Food Basket for Africa assists disadvantaged communities to set up organic gardens and micro-farming projects which provide nutrition as well as income generation.
Agriculture accounts for only four per cent of domestic product in South Africa (Farmer’s Weekly May 2007). Yet without adequate food the whole economy is under threat. Presently food prices are on the rise with impoverished families, who are already struggling to make ends meet and who constitute the majority of the population being the most affected. Problems of food security are exacerbated by high levels of unemployment, despite an expanding economy in South Africa. What has been termed “Jobless Growth”, a phenomenon not restricted to South Africa, means that despite growths in GDP, unemployment and inequality remain high.
Hope remains, however, in a recent movement towards grassroots, organic-friendly community farming among rural farmers. This trend involves thousands of people (themselves from impoverished backgrounds), who are mobilising to defeat food insecurity and create jobs in the process. Leading examples are the Vukuzenzela Urban Farmers Association (VUFA) in Cape Town, the Master Farmers Association (MFA) in the Eastern Cape and the Western Cape Ubuntu Farmers Association (WEKUFU).
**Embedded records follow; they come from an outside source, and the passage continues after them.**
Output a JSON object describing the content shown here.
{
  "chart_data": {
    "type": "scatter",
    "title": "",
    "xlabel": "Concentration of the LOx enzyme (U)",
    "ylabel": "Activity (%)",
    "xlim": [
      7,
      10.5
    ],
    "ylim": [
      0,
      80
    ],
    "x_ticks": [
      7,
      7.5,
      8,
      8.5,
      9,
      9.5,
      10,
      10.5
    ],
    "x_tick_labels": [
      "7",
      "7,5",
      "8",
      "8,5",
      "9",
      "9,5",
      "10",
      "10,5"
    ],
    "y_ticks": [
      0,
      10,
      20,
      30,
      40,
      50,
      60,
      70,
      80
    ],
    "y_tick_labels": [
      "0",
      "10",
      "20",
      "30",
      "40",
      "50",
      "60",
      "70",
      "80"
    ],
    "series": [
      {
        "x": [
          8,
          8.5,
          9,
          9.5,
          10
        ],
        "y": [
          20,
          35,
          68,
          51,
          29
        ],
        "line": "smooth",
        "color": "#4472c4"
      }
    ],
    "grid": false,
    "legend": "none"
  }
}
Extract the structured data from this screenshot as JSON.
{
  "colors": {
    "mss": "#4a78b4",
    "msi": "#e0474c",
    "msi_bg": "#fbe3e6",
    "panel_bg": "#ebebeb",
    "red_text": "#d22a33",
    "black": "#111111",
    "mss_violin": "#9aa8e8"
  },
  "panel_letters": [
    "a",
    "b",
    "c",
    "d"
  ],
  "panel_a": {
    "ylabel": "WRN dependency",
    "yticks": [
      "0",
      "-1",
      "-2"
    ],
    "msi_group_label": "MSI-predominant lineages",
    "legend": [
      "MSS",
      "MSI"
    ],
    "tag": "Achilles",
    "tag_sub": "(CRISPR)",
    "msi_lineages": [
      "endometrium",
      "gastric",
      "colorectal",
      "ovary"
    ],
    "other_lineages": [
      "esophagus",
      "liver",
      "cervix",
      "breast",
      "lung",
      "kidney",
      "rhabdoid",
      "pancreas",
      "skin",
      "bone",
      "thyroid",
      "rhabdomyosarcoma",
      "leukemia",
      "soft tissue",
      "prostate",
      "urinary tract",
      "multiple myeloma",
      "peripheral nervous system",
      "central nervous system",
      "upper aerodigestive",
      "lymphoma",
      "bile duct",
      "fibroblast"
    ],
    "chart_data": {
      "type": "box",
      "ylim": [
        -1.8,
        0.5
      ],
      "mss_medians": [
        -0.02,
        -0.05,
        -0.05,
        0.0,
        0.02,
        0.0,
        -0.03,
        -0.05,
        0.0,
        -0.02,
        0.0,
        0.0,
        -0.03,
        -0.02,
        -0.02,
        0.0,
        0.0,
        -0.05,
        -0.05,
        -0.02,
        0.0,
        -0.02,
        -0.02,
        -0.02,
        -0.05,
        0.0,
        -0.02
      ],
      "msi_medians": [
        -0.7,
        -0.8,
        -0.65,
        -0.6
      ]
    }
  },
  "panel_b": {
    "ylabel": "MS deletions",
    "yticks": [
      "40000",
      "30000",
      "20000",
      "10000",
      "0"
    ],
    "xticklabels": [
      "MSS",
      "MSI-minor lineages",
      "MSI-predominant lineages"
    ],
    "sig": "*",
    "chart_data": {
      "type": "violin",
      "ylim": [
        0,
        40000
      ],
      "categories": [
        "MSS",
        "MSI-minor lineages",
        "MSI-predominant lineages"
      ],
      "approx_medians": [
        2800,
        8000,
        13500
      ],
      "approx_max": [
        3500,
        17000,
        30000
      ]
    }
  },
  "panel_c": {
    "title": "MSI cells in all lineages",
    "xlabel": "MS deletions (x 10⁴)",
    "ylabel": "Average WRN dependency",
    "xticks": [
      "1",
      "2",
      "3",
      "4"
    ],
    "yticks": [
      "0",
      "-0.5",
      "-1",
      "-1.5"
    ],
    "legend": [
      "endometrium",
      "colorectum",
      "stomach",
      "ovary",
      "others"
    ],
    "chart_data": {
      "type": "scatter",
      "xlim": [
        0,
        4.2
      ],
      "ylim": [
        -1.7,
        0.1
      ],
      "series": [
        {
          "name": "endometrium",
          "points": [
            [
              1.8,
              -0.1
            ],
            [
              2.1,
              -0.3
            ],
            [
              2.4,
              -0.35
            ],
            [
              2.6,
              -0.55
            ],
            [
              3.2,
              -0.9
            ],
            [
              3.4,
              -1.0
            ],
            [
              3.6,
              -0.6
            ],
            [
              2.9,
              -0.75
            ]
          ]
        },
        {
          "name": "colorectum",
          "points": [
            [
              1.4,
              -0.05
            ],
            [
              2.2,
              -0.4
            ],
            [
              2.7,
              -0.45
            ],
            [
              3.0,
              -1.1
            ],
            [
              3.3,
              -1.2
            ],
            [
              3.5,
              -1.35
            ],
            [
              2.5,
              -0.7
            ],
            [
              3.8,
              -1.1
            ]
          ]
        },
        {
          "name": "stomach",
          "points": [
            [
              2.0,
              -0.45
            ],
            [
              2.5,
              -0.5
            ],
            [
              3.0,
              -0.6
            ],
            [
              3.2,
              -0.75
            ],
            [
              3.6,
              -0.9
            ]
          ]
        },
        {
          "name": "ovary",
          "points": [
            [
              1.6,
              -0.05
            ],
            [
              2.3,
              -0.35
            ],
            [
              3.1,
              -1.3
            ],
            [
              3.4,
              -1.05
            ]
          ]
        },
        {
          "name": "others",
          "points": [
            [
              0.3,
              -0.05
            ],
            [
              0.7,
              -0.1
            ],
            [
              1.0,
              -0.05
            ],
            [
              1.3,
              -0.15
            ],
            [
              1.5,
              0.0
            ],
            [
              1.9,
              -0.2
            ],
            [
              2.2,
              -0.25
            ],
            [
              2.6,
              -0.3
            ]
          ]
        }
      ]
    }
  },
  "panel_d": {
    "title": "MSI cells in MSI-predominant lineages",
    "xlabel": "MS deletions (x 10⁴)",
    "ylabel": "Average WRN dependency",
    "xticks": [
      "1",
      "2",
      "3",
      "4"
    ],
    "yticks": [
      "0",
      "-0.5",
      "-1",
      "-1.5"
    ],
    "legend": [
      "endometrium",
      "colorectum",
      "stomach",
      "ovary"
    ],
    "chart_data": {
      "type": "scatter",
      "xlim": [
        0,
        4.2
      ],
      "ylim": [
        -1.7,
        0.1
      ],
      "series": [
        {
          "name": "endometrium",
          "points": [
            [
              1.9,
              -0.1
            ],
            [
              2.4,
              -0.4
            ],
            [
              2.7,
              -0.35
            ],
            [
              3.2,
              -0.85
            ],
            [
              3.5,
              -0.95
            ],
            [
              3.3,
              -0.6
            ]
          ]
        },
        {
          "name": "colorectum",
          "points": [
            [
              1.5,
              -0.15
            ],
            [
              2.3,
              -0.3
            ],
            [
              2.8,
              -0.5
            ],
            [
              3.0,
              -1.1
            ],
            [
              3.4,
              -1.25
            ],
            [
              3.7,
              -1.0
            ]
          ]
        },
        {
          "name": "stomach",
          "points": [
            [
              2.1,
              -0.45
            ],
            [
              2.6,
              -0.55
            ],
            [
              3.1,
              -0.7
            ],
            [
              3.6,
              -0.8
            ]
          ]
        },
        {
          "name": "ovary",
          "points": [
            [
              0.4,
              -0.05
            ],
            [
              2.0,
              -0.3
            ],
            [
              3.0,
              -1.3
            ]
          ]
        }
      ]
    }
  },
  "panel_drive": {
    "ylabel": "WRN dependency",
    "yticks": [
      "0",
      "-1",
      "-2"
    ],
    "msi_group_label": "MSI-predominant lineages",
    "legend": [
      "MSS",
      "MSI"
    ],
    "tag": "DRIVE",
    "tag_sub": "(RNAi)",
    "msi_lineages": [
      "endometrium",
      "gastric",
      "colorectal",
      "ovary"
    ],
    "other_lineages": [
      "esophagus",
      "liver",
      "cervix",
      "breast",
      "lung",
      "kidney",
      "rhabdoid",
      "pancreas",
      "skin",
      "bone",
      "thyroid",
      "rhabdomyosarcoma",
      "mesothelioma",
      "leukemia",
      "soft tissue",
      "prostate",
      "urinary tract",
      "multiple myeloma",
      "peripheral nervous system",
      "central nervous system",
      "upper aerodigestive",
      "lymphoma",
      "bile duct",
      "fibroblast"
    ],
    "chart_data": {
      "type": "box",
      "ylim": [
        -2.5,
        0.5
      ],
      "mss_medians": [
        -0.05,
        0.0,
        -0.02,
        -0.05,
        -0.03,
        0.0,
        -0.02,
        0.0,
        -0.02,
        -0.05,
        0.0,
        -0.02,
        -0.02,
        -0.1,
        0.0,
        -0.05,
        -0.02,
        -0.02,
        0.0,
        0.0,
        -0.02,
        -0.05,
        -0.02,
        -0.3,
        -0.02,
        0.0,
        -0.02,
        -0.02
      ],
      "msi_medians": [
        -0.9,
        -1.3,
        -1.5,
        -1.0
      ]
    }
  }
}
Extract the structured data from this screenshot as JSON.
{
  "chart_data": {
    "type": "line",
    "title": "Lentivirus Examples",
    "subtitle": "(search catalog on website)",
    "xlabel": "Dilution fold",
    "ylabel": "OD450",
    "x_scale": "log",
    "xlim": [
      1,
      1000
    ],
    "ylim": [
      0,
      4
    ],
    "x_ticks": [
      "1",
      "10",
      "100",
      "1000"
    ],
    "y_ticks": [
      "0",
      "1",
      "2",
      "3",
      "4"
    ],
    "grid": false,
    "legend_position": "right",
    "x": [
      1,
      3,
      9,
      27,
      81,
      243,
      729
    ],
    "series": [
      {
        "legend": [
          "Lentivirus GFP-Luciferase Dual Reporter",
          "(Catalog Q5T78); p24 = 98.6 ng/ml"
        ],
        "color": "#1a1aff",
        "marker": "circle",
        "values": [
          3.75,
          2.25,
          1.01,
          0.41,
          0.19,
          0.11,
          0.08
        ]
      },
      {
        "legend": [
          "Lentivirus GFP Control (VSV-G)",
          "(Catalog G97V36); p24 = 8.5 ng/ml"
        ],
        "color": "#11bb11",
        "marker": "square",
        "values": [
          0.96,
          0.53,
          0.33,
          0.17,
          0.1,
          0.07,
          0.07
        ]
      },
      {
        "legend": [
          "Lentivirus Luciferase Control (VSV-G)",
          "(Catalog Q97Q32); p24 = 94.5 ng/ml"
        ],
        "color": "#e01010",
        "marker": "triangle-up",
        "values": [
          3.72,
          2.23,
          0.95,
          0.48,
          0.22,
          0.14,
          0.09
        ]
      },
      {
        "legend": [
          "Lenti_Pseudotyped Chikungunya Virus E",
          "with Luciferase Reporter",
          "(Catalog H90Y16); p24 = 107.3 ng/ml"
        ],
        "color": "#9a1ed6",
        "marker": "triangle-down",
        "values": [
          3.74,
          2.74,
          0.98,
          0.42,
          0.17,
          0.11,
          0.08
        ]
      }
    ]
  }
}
Organic agriculture (including permaculture and ‘food gardens’), in its elementary form, is easily implemented within impoverished communities and those in Survival and Subsistence Levels of socioeconomic status. It promotes sustainability and conserves soil fertility, promotes on-farm biological and seed diversity, and respects indigenous ecosystems and knowledge. This type of farming is also spontaneously community building and labour intensive with “human scale technology”, yet in the long term, its productivity equals industrial outputs with fewer expenses. Furthermore, there is evidence that organic food provides superior nutrition, with positive health implications for farmers, their families and customers.
FBFA works to promote and implement organic bio-dynamic agriculture with the aim of improving food security and employment in disadvantaged communities in South Africa, and Africa in general.
Recently, we have adopted a “training garden” approach whereby we use successful garden projects as training centres. “Training gardens” are established within communities to teach basic gardening skills. Each participant is also given a “garden starter pack” of compost/fertilizer and mix of 36 vegetable seedlings, sufficient to start a garden of 1m x 2m. This size garden can supplement the nutritional needs of a family of four people.
Organic Food Gardens provide:
The Basic Garden Design on the “door model” (1m x 2m)
- Soil preparation and composting
- Companion planting and pest control
- Seed germination
- The importance of water saving
- We are now including a component which stresses the need for monetary savings so as to support sustainability
The gardens are also our outreach to the local community, and we bring our various disciplines, such as counselling, men’s development, and art, using mediums such as films and lectures. This will make our training gardens as Community Centres and add value to the community they serve.
Monitoring and Evaluation
Each garden records participants who attend initial training sessions in a register which enables follow-up contact. Having received ‘starter packs’ at training, participants are contacted and visited to ascertain whether a home garden has been started. Participants themselves also maintain contact with the garden through follow-up training sessions. All contact is recorded and evaluated in a monthly report supplied to our head office support team. Evaluation reports are then generated from these.
Apart from impact in local communities, we also evaluate and monitor our trainers. We hold twice annual workshops with trainees from various gardens at which challenges and successes are discussed. These trainers are our local links into the communities and we provide them with on-going support and regular information.